## Excel Sheet Concatenater
Concatenating excel files under the same folder, with the freedom of:
- concatenating into different files based on **user-defined grouping** (such as file styles/formats)
- **cherry-picking** the files/sheets required and ignore the irrelevant ones - based on user input!
- indexing your data to differentiate them by source file

In [1]:
import os
import glob
import xlrd
import pandas as pd
from openpyxl import load_workbook

Step 1: Input the path to your files that you want to combine

In [2]:
os.chdir(r'to_combine')
extension1 = 'xls'
extension2 = 'xlsx'
extension3 = 'xlsm'
All_f = [i for i in glob.glob('*.{}'.format(extension1))]
All_f.extend([i for i in glob.glob('*.{}'.format(extension2))])
All_f.extend([i for i in glob.glob('*.{}'.format(extension3))])

In [3]:
# In this example, theres 3 files under the path
All_f

['Class_A.xlsx', 'Class_B.xlsx', 'Class_C.xlsx']

Next we will retrieve all the sheet names from the 3 files in All_f, and generate the reference dataframe for our mapping purposes, in which:
- the same "file style" will go into the same excel file
- the same "dtype" will go into the same tab (not necessarily the same file)

This is also where you can get a sneak peek on all the sheets/tabs for each excel file under the same folder

In [4]:
# Get tab names AND exporting reference dataframe (for tabs mapping)
df_tabs = pd.DataFrame()
for f in All_f:
    try:
        xls = xlrd.open_workbook(f, on_demand=True)
        df_tabs[f] = [xls.sheet_names()]
    except:
        df_tabs[f] = [load_workbook(f, read_only=True, keep_links=False).sheetnames]
df_tabs = df_tabs.transpose()
df_tabs = df_tabs.reset_index().rename(columns={'index':'file',0:'tabs'}).explode('tabs')
df_tabs['file style']=pd.Series([])
df_tabs['dtype']=pd.Series([])
df_tabs

  df_tabs['file style']=pd.Series([])
  df_tabs['dtype']=pd.Series([])


Unnamed: 0,file,tabs,file style,dtype
0,Class_A.xlsx,Junior,,
0,Class_A.xlsx,Mid,,
0,Class_A.xlsx,High,,
0,Class_A.xlsx,other stuffs,,
1,Class_B.xlsx,Junior,,
1,Class_B.xlsx,Mid,,
1,Class_B.xlsx,High,,
1,Class_B.xlsx,other stuffs,,
2,Class_C.xlsx,Junior,,
2,Class_C.xlsx,Mid,,


Above shows the reference dataframe for manual external input (i.e. grouping your required tabs), our target is to:
- concatenate the tabs named "Junior" and "High" in one file, but different tabs
- concatenate "other stuffs" in another file
- ignore all the "Mid" tabs

In this example, I will export it to a csv and do that outside

In [5]:
df_tabs.to_csv('_dfref.csv', index=False, encoding='utf-8')
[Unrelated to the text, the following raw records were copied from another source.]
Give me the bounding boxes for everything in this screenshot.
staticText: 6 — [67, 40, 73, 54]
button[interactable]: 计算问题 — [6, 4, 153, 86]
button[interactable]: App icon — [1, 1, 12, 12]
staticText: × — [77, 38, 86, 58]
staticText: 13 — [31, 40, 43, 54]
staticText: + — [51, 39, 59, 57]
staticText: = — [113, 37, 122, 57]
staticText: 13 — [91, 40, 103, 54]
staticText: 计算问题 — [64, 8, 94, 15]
Now I will read in the tab mapping file back into python

In [6]:
_dfref = pd.read_csv('_dfref.csv')
_dfref = _dfref.dropna().reset_index().drop('index', axis=1)
print("Data type:", _dfref.dtype.unique())

grouped = _dfref.groupby('file style')
dfrefs = [group.reset_index().drop('index',axis=1) for name, group in grouped]
print("File styles:", [name for name,group in grouped])

Data type: ['Junior' 'High' 'other']
File styles: ['Style_1', 'Style_2']


In [7]:
_dfref

Unnamed: 0,file,tabs,file style,dtype
0,Class_A.xlsx,Junior,Style_1,Junior
1,Class_A.xlsx,High,Style_1,High
2,Class_A.xlsx,other stuffs,Style_2,other
3,Class_B.xlsx,Junior,Style_1,Junior
4,Class_B.xlsx,High,Style_1,High
5,Class_B.xlsx,other stuffs,Style_2,other
6,Class_C.xlsx,Junior,Style_1,Junior
7,Class_C.xlsx,High,Style_1,High
8,Class_C.xlsx,other stuffs,Style_2,other


From above input sample for the mapping file, you can see that I have removed all the "Mid" tabs, as they are unwanted.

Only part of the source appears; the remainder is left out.